15 Temmuz 2016’da Türk Silahlı Kuvvetleri’nde görevli bazı askeri personel, demokratik seçilmiş hükümete karşı bir darbe girişiminde bulundu. Sakaryalı gazeteci ve Anadolu Ajansı Parlamento Muhabiri Atakan Çelik, o gece yaşadıklarını, yapımcılığını Haber Kameramanları Derneği’nin yaptığı, Kültür ve Turizm Bakanlığı’nın katkıları ile hazırlanan “O Gecenin Tanıkları” adlı 15 Temmuz belgeselinde anlattı.
Türkiye’nin modern tarihinde derin bir iz bırakan bir dönemeç olarak hatırlanan 15 Temmuz 2016’da Türk Silahlı Kuvvetleri’nde görevli bazı askeri personel, demokratik seçilmiş hükümete karşı bir darbe girişiminde bulundu. Bu hain teşebbüs, Türkiye’nin demokrasisine ve milli iradesine karşı bir saldırıydı. Ancak, Türk halkı demokrasiye olan bağlılığıyla bu karanlık girişimi püskürtmek için birlik oldu.
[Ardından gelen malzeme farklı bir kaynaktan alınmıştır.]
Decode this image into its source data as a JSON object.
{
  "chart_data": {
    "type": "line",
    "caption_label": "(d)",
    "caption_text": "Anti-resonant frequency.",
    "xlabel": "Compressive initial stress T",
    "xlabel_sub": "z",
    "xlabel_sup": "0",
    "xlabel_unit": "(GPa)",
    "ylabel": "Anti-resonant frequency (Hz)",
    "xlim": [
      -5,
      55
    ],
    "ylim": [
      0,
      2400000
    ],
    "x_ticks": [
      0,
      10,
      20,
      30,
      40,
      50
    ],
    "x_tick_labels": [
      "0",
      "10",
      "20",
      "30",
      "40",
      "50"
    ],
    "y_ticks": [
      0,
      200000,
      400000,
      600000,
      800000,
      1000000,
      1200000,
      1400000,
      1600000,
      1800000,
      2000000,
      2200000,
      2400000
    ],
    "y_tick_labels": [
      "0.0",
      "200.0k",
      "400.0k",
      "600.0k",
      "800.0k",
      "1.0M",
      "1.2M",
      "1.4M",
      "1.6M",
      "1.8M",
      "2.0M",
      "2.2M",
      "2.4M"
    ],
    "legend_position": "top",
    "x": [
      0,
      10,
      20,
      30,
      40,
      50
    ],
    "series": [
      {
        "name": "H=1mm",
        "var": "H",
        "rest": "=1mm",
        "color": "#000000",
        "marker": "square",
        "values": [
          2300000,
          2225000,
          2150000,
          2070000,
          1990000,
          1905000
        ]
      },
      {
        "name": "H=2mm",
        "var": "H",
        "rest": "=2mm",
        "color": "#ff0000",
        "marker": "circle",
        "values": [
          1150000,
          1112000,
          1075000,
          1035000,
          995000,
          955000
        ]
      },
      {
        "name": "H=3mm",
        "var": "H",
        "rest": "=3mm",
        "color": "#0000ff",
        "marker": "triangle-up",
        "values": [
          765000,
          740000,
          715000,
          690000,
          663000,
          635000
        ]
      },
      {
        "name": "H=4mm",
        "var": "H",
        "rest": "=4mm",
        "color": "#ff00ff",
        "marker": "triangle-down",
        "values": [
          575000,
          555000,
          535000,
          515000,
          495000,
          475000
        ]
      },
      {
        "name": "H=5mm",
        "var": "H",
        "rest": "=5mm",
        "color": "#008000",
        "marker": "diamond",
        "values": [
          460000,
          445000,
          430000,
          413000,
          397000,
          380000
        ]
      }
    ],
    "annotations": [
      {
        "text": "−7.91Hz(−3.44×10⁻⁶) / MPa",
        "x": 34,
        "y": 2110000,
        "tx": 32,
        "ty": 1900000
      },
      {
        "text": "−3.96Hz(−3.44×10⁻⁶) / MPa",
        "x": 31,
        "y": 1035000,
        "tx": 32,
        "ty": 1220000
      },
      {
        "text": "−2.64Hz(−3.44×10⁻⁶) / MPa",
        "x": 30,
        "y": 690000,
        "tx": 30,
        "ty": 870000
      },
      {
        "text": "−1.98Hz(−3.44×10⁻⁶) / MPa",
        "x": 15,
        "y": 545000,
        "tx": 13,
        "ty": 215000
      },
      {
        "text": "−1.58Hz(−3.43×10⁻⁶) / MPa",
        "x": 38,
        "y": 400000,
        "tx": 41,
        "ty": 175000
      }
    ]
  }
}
Sokaklara dökülen binlerce insan, tanklara ve silahlı gruplara karşı cesurca direndi ve darbeyi püskürttü.
Darbe girişimi sırasında TBMM’ye ilk gelen ve tüm dünyaya buradan ilk haberi geçen AA Parlamento Haberleri Editör Yardımcısı Atakan Çelik, o geceki cesaretinden ve mesleğine göstermiş olduğu saygıdan dolayı “Başarı ve Üstün Cesaret Ödülü”ne layık görülmüştü.
“O GECENİN TANIKLARI”
Sakaryalı gazeteci ve Anadolu Ajansı Parlamento Muhabiri Atakan Çelik, o gece yaşadıklarını yapımcılığını Haber Kameramanları Derneği’nin yaptığı, Kültür ve Turizm Bakanlığı’nın katkıları ile hazırlanan “O Gecenin Tanıkları” adlı 15 Temmuz belgeselinde anlattı.
Çelik, darbe gecesi yaşadıklarını bu ifadelerle dile getirdi:
“15 Temmuz gecesi iyilerle kötülerin savaşıydı. Bir çetenin millete ve milli iradeye karşı darbe girişimine karşı milletin yumrukla cevabinin tarihidir 15 Temmuz. “Ölmeye hazır olan insanlar, ölmeye hazır olmayanlara karşı her daim galip gelirler. Darbenin ilk saatleri ve uçakların insanı sağır eden uçuşu. Her yer karanlık, sadece gönüllerde yanan özgürlük ateşi. Gece yarısını zaman çoktan geçmiş, sanki bir asır gibi. Üzerimize bombaların yağmaya başladığı dakikalar, Millet iradesinin tecelligahı ve kalesi TBMM’ye ilk gelen gazeteci olarak ben ve muhabir arkadaşım Coşkun Ergül. O garabet saatlerde “hakkını helal et” nidası. Ve yarıda kalan habercilik görevimize devam ettik. Sabahın ilk ışıkları ve yeniden aydınlık. O geceden geriye kalan ise: “Ölüm bize ne uzak bize ne yakın ölüm. Ölümsüzlüğü tattık bize ne yapsın ölüm” Bir çetenin millete ve milli iradeye karşı darbe girişimine karşı milletin yumrukla cevabinin tarihidir. Darbe girişiminin üzerinden kocaman 6 yıl geçmiş… Ülkemizin istiklal ve istikbaline kast eden hainlere karşı canını feda eden şehitlerimizi rahmet ve minnetle anıyor, gazilerimize şükranlarımı sunuyorum.”